Download & Extend

Redirect url with a bad/spammed query string?

Project:Global Redirect
Version:6.x-1.x-dev
Component:Code
Category:feature request
Priority:normal
Assigned:Unassigned
Status:postponed

Issue Summary

Hi.

I would like to know if it would be possible to redirect an url that contains a bad GET page variable. For example, say we have a node:

mysite.com/a-test

If this page doesn't have pagination and we add a GET page variable:

mysite.com/a-test?page=4

There's no redirection 404 to mysite.com/a-test

Is it possible to know if a page has a pagination, and if not or if the GET page value isn't valid, doing a 404 redirection?

Thanks.

Comments

#1

Title:Redirect url with a bad GET page variable?» Redirect url with a bad/spammed query string?
Version:6.x-1.2» 6.x-1.x-dev
Category:support request» feature request
Status:active» postponed

Technically this is possible.

The problem is "how do you define a bad entry in the query string". Maybe a module on the page requires it? It could be anything...

#2

Good idea!

I just noticed in Google Webmasters one of my simple node pages was reported for duplicate title tage, when I checked it was like this

mysite.com/mynode
mysite.com/mynode?page=1
mysite.com/mynode?page=2
mysite.com/mynode?page=1205

Weird. No clue how Google picked that up as those page variables do not exist, it is just simply "mynode"

#3

Google Webmaster Tools will always report those pages like duplicated, whenever the passed query string is used or not.

The only solution to that problem is to add a meta tag to those pages.

#4

Thanks Kiam, I think I understand but the problem is that those ?page=xxx dont exist!
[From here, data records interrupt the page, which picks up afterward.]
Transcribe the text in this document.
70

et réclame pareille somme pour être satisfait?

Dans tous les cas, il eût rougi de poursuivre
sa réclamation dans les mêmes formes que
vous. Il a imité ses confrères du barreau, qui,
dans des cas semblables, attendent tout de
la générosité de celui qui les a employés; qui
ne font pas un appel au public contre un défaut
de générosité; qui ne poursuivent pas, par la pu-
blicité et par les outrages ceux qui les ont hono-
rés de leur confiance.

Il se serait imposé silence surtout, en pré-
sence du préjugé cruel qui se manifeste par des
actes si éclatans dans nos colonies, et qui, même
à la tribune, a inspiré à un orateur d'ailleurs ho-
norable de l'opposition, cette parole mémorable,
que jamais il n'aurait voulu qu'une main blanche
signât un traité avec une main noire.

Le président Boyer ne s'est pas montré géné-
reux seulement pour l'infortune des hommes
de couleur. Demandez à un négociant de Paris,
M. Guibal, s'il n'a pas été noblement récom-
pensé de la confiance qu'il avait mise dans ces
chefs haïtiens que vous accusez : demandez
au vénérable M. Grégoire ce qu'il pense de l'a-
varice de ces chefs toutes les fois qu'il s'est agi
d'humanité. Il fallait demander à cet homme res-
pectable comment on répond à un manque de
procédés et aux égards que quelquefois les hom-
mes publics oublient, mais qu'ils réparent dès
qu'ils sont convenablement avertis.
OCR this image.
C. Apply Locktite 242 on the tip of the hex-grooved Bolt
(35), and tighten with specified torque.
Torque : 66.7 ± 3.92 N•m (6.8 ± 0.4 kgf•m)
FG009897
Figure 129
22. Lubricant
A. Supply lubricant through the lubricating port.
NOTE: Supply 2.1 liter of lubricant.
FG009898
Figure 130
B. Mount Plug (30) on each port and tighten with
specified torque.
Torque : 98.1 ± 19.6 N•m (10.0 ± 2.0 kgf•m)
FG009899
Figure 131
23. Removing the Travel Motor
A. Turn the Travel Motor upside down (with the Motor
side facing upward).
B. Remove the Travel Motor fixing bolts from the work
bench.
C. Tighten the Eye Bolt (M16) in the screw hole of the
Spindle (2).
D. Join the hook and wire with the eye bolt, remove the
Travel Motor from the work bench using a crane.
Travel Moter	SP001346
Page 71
I have no idea how Google picked those up, as they all show the same page!
mysite.com/mynode?page=1
mysite.com/mynode?page=2
mysite.com/mynode?page=1205

is the equivalent of mysite.com/mynode

This is not a views page with paging, it is a simple node page :)

#5

That is really oddy. Google should pick up links used in Drupal nodes, not attach random strings to the URLs.

#6

I see the same in the webserver logfiles. Google is crawling pages adding out of the blue ?page=xxx and thus theoretically indefinitely crawling the same pages over and over again. What a bottomless mess! Wonder how this brain dead Googlebot is/was picking these up.

Like for example this very page here can be called with any nonsensical query string like http://drupal.org/node/386928?page=123 etc. and Drupal is silently ignoring it. This can lead to significant overhead and waste of bandwidth.

The issue is also discussed at http://drupal.org/node/309804

I was hoping that this module could do something about it, but I understand it is a much wider problem and not all limited to Drupal. One can pretty much add ?page=123 to the URLs of perhaps most websites without any consequence at all.